Monday, November 4, 2013

As it can be seen through the picture below, the dress of Muslim women completely covers the whole body and the head as to not expose the women's body.

Wednesday, October 30, 2013

http://www.nydailynews.com/news/world/40-women-killed-clothing-iraq-article-1.272312

The Handmaid's Tale


The dress of the Handmaids is very similar to what women are forced to wear in places, like Iraq, today. If women are caught without wearing their traditional dress and head scarves they are arrested and brutally killed in the Muslim culture. The Handmaid’s robes, which are a crimson red, not only represent fertility because they are red, but also represent a lack of freedom and choice. Women in The Handmaids Tale lack simple freedoms like being able to chose what they wear. Women in Iraq today also lack freedom and choice. They are controlled and degraded. The clothing chosen by the leaders of Gilead also represent control of people by the government. Margaret Atwood’s use of the concealing dress and head piece is clearly similar to Muslim attire for women. The patriarchal society portrayed in the novel is also very similar to Muslim culture. 

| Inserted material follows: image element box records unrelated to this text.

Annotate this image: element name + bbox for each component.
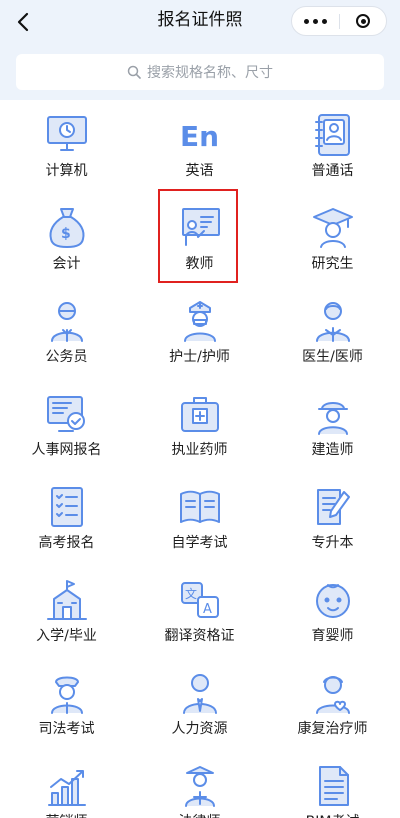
category-label: 翻译资格证: [164, 628, 235, 644]
notebook-person-icon: [310, 112, 356, 158]
category-label: 高考报名: [38, 535, 95, 551]
category-label: 研究生: [311, 256, 354, 272]
category-label: 会计: [52, 256, 81, 272]
category-en-letters[interactable]: En 英语: [133, 102, 266, 195]
category-teacher-board[interactable]: 教师: [133, 195, 266, 288]
svg-text:文: 文: [185, 586, 197, 601]
search-input[interactable]: 搜索规格名称、尺寸: [16, 54, 384, 90]
category-label: 计算机: [45, 163, 88, 179]
document-pen-icon: [310, 484, 356, 530]
close-button[interactable]: [340, 7, 386, 35]
svg-text:$: $: [61, 226, 71, 242]
search-area: 搜索规格名称、尺寸: [0, 44, 400, 100]
checklist-icon: [44, 484, 90, 530]
business-person-icon: [177, 670, 223, 716]
category-bar-chart[interactable]: 营销师: [0, 753, 133, 818]
category-label: 入学/毕业: [36, 628, 97, 644]
svg-text:En: En: [180, 120, 219, 153]
category-checklist[interactable]: 高考报名: [0, 474, 133, 567]
category-label: 康复治疗师: [297, 721, 368, 737]
chevron-left-icon: [17, 12, 29, 32]
graduate-icon: [310, 205, 356, 251]
money-bag-icon: $: [44, 205, 90, 251]
category-graduate[interactable]: 研究生: [266, 195, 399, 288]
category-translate[interactable]: 文 A 翻译资格证: [133, 567, 266, 660]
category-document-pen[interactable]: 专升本: [266, 474, 399, 567]
svg-text:A: A: [203, 602, 212, 617]
police-officer-icon: [44, 670, 90, 716]
en-letters-icon: En: [177, 112, 223, 158]
school-building-icon: [44, 577, 90, 623]
category-grid: 计算机 En 英语 普通话 $ 会计 教师 研究生公务员 护士/护师 医生/医师人事网报名 执业药师…: [0, 100, 400, 818]
category-document-lines[interactable]: BIM考试: [266, 753, 399, 818]
lawyer-scales-icon: [177, 763, 223, 809]
official-icon: [44, 298, 90, 344]
category-monitor-check[interactable]: 人事网报名: [0, 381, 133, 474]
category-label: 人力资源: [171, 721, 228, 737]
category-label: 公务员: [45, 349, 88, 365]
construction-worker-icon: [310, 391, 356, 437]
category-label: 医生/医师: [302, 349, 363, 365]
category-computer[interactable]: 计算机: [0, 102, 133, 195]
category-medical-kit[interactable]: 执业药师: [133, 381, 266, 474]
baby-face-icon: [310, 577, 356, 623]
open-book-icon: [177, 484, 223, 530]
category-label: 人事网报名: [31, 442, 102, 458]
category-label: 英语: [185, 163, 214, 179]
category-money-bag[interactable]: $ 会计: [0, 195, 133, 288]
category-label: 法律师: [133, 811, 266, 818]
category-business-person[interactable]: 人力资源: [133, 660, 266, 753]
category-label: BIM考试: [266, 811, 399, 818]
miniprogram-capsule: [291, 6, 387, 36]
category-nurse[interactable]: 护士/护师: [133, 288, 266, 381]
computer-icon: [44, 112, 90, 158]
category-doctor[interactable]: 医生/医师: [266, 288, 399, 381]
category-label: 教师: [185, 256, 214, 272]
doctor-icon: [310, 298, 356, 344]
category-label: 执业药师: [171, 442, 228, 458]
more-button[interactable]: [292, 7, 339, 35]
category-lawyer-scales[interactable]: 法律师: [133, 753, 266, 818]
therapist-icon: [310, 670, 356, 716]
translate-icon: 文A: [177, 577, 223, 623]
category-school-building[interactable]: 入学/毕业: [0, 567, 133, 660]
navigation-bar: 报名证件照: [0, 0, 400, 44]
search-icon: [127, 65, 141, 79]
search-placeholder: 搜索规格名称、尺寸: [147, 65, 273, 81]
category-notebook-person[interactable]: 普通话: [266, 102, 399, 195]
monitor-check-icon: [44, 391, 90, 437]
category-label: 专升本: [311, 535, 354, 551]
category-label: 普通话: [311, 163, 354, 179]
category-label: 育婴师: [311, 628, 354, 644]
category-open-book[interactable]: 自学考试: [133, 474, 266, 567]
teacher-board-icon: [177, 205, 223, 251]
category-label: 建造师: [311, 442, 354, 458]
target-close-icon: [356, 14, 370, 28]
category-therapist[interactable]: 康复治疗师: [266, 660, 399, 753]
category-baby-face[interactable]: 育婴师: [266, 567, 399, 660]
category-official[interactable]: 公务员: [0, 288, 133, 381]
medical-kit-icon: [177, 391, 223, 437]
category-label: 司法考试: [38, 721, 95, 737]
category-label: 营销师: [0, 811, 133, 818]
back-button[interactable]: [6, 6, 40, 38]
category-label: 自学考试: [171, 535, 228, 551]
document-lines-icon: [310, 763, 356, 809]
nurse-icon: [177, 298, 223, 344]
category-label: 护士/护师: [169, 349, 230, 365]
bar-chart-icon: [44, 763, 90, 809]
page-title: 报名证件照: [157, 10, 243, 30]
category-construction-worker[interactable]: 建造师: [266, 381, 399, 474]
category-police-officer[interactable]: 司法考试: [0, 660, 133, 753]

“Nevertheless Moira was our fantasy. We hugged her to us, she was with us is a secret, a giggle; she was lava beneath the crust of daily life. In the light of Moira, the Aunts were less fearsome and more absurd. Their power had a flaw to it. The audacity was what we liked,” (Atwood 133). 
Moira’s escape from the life of a Handmaid was a flaw in the power and the society of Gilead. Moira made a choice, one of the many things that Handmaids lack the ability to. Lava is such a striking image. It paints a picture of Moira on one side of the lava and the Aunts and creators of Gilead on the opposite side. The metaphor relating to the lava and the “crust of daily life” is meant to explain the fact that Moira escaped was a threat to the whole idea of the society Gilead was trying to create. Moira cunningly escaped and fractured Gilead’s power. Although it probably did not matter much in the long run, it gave Handmaids, like Offred, hope that they may have freedom one day. She gave them something to hope for: escape. 

The way Margaret Atwood portrays an important issue in the world today is creative and extremely effective. Her use of extremism brings across her point-the lack of women’s freedoms in many cultures in modern day- in a riveting way. The speaker of the novel, Offred, is the type of character that is easy to connect with. Throughout the novel, the daily hardships that Offred encounters are so painful that she considers suicide. The idea that a women today is so suppressed that her only choice is suicide is frightening, but Margaret Atwood knew that it was happening when she wrote the novel. Even though it was written in 1998, not much had changed in second and third world countries today. The Handmaid’s Tale exposes what happens when women’s rights are removed and they are seen solely as objects of cleaning, cooking, or carrying children. As vulgar and sadistic as the ceremony appears, in some cultures women are considered to have one purpose: to carry and care for children. When I read this novel, I immediately made a connection to The Great Gatsby where Daisy says that she hopes that her daughter will be a fool so that she does not realize what is really going on in the world. Margaret Atwood does a superb job of capturing the realities of lack of women’s rights and what that causes.